I have recently penned an article in this very paper, revealing the growing violence against the Christian community this Christmas and confronting the crumbling facade of the secular Indian identity. However, the article met with a chilling response from an Indian reader. He commented, “Pluralistic souls lead to partitions”. This single clause is a haunting manifesto; it indicates that diversity is not a source of strength but a prelude to national collapse. It is a sentiment that goes beyond the comments of one particular commentator, perfectly reflective of the exclusionary ideology of the Hindutva-backed regime that is currently guiding the most populous democracy in the world into a dark, monotonous future.
This sentiment is no longer just anecdotal; it is empirically proven. The India Hate Lab (IHL) recently released its 2025 annual report, which offers a chilling quantitative validation of this growing intolerance. According to the report, India recorded a staggering 1318 verified in-person hate speech events in 2025. This averages nearly four incidents every single day. It represents a 97% increase since 2023. As Muslims continued to be the main target (98% of cases), anti-Christian rhetoric grew by 41%, with 162 targeted incidents frequently revolving around the forced conversion narrative.

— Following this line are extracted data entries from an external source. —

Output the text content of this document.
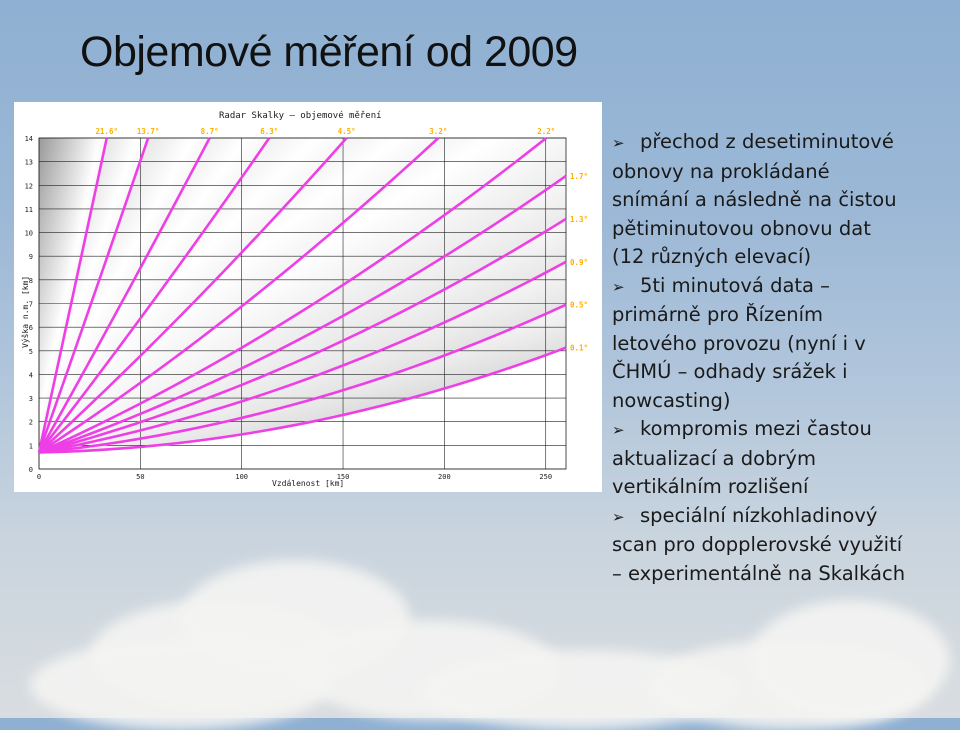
Objemové měření od 2009
Radar Skalky – objemové měření
0
1
2
3
4
5
6
7
8
9
10
11
12
13
14
0	50	100	150	200	250
21.6°	13.7°	8.7°	6.3°	4.5°	3.2°	2.2°
1.7°
1.3°
0.9°
0.5°
0.1°
Vzdálenost [km]
Výška n.m. [km]
➢ přechod z desetiminutové
obnovy na prokládané
snímání a následně na čistou
pětiminutovou obnovu dat
(12 různých elevací)
➢ 5ti minutová data –
primárně pro Řízením
letového provozu (nyní i v
ČHMÚ – odhady srážek i
nowcasting)
➢ kompromis mezi častou
aktualizací a dobrým
vertikálním rozlišení
➢ speciální nízkohladinový
scan pro dopplerovské využití
– experimentálně na Skalkách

It is noteworthy that the report highlights a very important political fact: 88% of these hate speech incidents were in states governed by the Bharatiya Janata Party (BJP) or its allies. The top officials are not just passive observers; the IHL found top-ranking officials, such as Uttarakhand CM Pushkar Singh Dhami and Union Home Minister Amit Shah, among the most prolific actors. The politics of the BJP are based on a pyramid of hate speech, and according to Human Rights Watch, every dehumanising phrase referring to minorities as infiltrators or termites was meticulously deployed to cash in on electoral campaigns.

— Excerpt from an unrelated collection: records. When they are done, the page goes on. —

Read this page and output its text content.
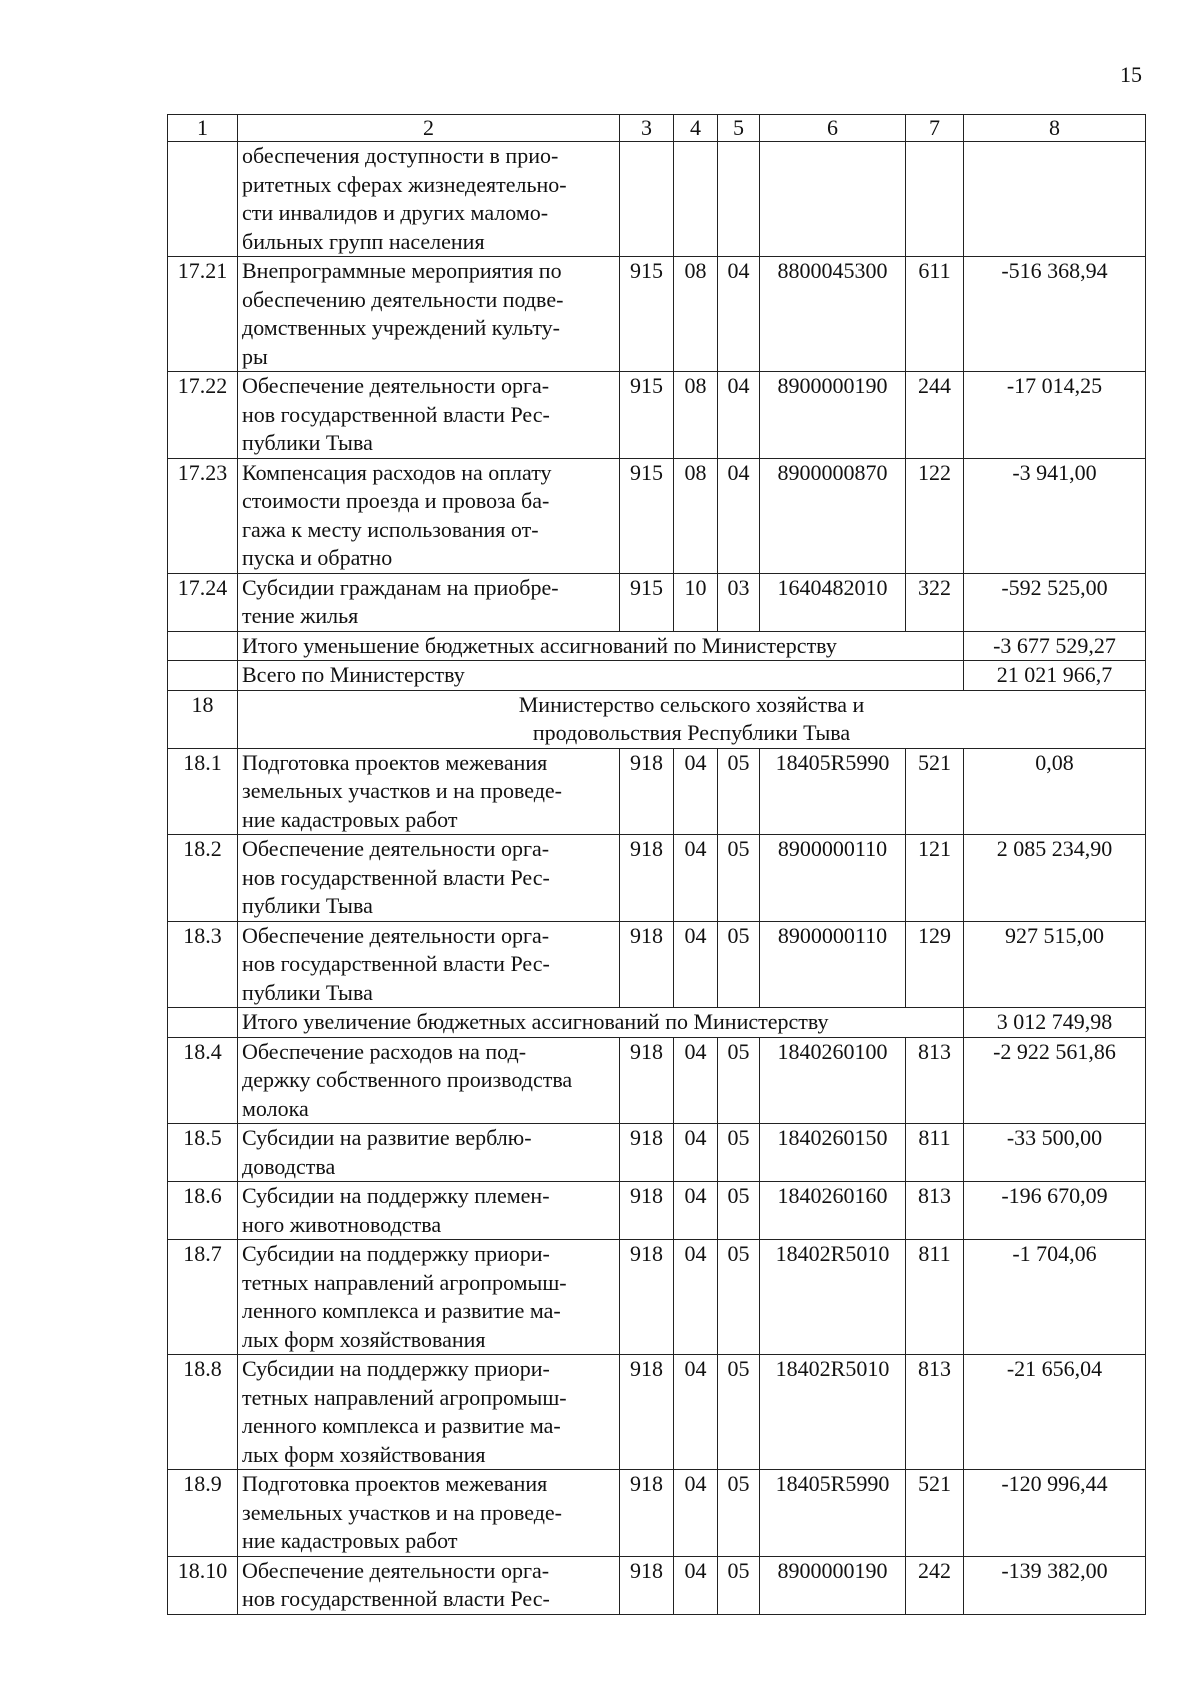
15
1	2	3	4	5	6	7	8
	обеспечения доступности в прио-
ритетных сферах жизнедеятельно-
сти инвалидов и других маломо-
бильных групп населения						
17.21	Внепрограммные мероприятия по
обеспечению деятельности подве-
домственных учреждений культу-
ры	915	08	04	8800045300	611	-516 368,94
17.22	Обеспечение деятельности орга-
нов государственной власти Рес-
публики Тыва	915	08	04	8900000190	244	-17 014,25
17.23	Компенсация расходов на оплату
стоимости проезда и провоза ба-
гажа к месту использования от-
пуска и обратно	915	08	04	8900000870	122	-3 941,00
17.24	Субсидии гражданам на приобре-
тение жилья	915	10	03	1640482010	322	-592 525,00
	Итого уменьшение бюджетных ассигнований по Министерству						-3 677 529,27
	Всего по Министерству						21 021 966,7
18	Министерство сельского хозяйства и
продовольствия Республики Тыва						
18.1	Подготовка проектов межевания
земельных участков и на проведе-
ние кадастровых работ	918	04	05	18405R5990	521	0,08
18.2	Обеспечение деятельности орга-
нов государственной власти Рес-
публики Тыва	918	04	05	8900000110	121	2 085 234,90
18.3	Обеспечение деятельности орга-
нов государственной власти Рес-
публики Тыва	918	04	05	8900000110	129	927 515,00
	Итого увеличение бюджетных ассигнований по Министерству						3 012 749,98
18.4	Обеспечение расходов на под-
держку собственного производства
молока	918	04	05	1840260100	813	-2 922 561,86
18.5	Субсидии на развитие верблю-
доводства	918	04	05	1840260150	811	-33 500,00
18.6	Субсидии на поддержку племен-
ного животноводства	918	04	05	1840260160	813	-196 670,09
18.7	Субсидии на поддержку приори-
тетных направлений агропромыш-
ленного комплекса и развитие ма-
лых форм хозяйствования	918	04	05	18402R5010	811	-1 704,06
18.8	Субсидии на поддержку приори-
тетных направлений агропромыш-
ленного комплекса и развитие ма-
лых форм хозяйствования	918	04	05	18402R5010	813	-21 656,04
18.9	Подготовка проектов межевания
земельных участков и на проведе-
ние кадастровых работ	918	04	05	18405R5990	521	-120 996,44
18.10	Обеспечение деятельности орга-
нов государственной власти Рес-	918	04	05	8900000190	242	-139 382,00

India is slowly and gradually becoming a Hindu Rashtra, where the constitutional fabric is being rewoven into a majoritarian tapestry. Recent incidents highlight this descent: in June 2025, a mob in Rajasthan attacked a Christian women’s shelter, and in the previous year, more than 50 extrajudicial killings of Muslims were recorded, alongside the public parading and shaming of minority youths by police. These are not glitches in the system; they are the system.
This climate of hate has been amplified by globalisation and social media as a force multiplier. Online spaces have ceased to be about connection and have become mediums for jihad conspiracy theories, including spit jihad or land jihad. Algorithms give priority to the sensational, so that a hate speech delivered in a remote village can go viral across the global village in a few minutes and radicalise the diaspora and local populations alike.

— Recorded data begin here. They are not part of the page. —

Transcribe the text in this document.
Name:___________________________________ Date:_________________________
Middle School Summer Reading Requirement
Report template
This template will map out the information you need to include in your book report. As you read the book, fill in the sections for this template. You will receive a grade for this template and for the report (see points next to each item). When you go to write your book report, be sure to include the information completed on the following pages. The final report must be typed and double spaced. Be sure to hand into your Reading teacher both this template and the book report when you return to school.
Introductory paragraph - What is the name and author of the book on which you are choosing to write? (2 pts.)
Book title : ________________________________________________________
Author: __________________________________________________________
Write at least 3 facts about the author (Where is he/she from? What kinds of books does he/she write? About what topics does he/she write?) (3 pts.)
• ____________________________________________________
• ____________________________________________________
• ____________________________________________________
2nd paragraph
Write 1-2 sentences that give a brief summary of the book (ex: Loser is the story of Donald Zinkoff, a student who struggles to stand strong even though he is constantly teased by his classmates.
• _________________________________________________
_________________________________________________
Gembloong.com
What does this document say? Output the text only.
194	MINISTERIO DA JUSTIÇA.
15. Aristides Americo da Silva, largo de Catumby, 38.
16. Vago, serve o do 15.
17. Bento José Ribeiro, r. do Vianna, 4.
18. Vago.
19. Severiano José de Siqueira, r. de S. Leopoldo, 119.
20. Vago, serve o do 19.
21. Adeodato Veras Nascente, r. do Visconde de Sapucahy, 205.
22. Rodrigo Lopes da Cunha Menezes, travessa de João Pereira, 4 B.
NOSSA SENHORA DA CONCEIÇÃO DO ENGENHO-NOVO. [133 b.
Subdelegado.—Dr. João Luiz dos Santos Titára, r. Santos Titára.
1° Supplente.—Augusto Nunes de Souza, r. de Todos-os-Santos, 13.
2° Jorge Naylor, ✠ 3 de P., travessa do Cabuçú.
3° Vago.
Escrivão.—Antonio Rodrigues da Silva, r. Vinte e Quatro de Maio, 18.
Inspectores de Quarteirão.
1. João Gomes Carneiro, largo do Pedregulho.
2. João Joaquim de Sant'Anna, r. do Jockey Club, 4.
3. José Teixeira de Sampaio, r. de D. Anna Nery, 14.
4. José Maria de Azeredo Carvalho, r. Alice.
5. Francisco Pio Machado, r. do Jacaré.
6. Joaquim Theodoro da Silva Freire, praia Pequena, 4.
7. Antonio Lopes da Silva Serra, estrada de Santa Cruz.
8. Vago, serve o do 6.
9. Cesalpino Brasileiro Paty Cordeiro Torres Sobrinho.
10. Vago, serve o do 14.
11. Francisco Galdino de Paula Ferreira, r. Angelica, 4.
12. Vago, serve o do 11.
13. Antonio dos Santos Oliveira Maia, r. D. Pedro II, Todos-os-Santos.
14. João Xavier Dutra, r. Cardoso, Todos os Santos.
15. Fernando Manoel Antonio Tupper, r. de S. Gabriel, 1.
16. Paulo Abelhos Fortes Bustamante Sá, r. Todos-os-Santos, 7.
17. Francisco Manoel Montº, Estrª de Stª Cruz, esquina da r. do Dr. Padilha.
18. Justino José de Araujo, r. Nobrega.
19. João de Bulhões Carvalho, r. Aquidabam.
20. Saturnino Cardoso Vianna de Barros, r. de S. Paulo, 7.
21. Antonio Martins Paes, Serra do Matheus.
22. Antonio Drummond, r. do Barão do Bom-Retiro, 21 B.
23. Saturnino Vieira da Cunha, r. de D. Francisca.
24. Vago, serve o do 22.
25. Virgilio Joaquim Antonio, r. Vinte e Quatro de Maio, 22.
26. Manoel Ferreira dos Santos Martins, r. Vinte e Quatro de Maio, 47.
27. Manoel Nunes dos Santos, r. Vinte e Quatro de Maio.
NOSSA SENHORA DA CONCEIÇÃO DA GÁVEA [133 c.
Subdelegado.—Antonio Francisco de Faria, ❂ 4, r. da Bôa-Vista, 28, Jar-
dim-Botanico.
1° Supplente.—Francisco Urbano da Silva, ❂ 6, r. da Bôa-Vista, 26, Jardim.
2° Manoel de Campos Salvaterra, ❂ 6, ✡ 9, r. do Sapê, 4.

This crisis is not confined to Indian borders. Globally, the United Nations has documented an alarming spike in hate speech linked to various conflicts. The UN Special Rapporteur recently highlighted how social media has become a primary vector for disinformation and hate, sowing fear and distrust in the context of the Gaza conflict and rising xenophobia in Europe. From the dehumanisation of the Rohingya to anti-immigrant rhetoric in the West, hate speech has become a global pandemic that threatens to dismantle international human rights standards. The trajectory of this rhetoric is predictable and perilous. As United Nations Secretary-General Antonio Guterres warned in June 2019:
“Over the past 75 years, hate speech has been a precursor to atrocity crimes, including genocide.”
The international community cannot continue to consider what happens in the internal rhetoric of India as a domestic political anomaly. The international conscience should be roused when the so-called largest democracy in the world starts chanting the song of exclusion and partition. The transition from pluralism to Hindu Rashtra is being paved with words that have, throughout history, led to the darkest chapters of the human experience. It is high time for the global community to hold such regimes accountable before the rhetoric of hate culminates in irreversible tragedy.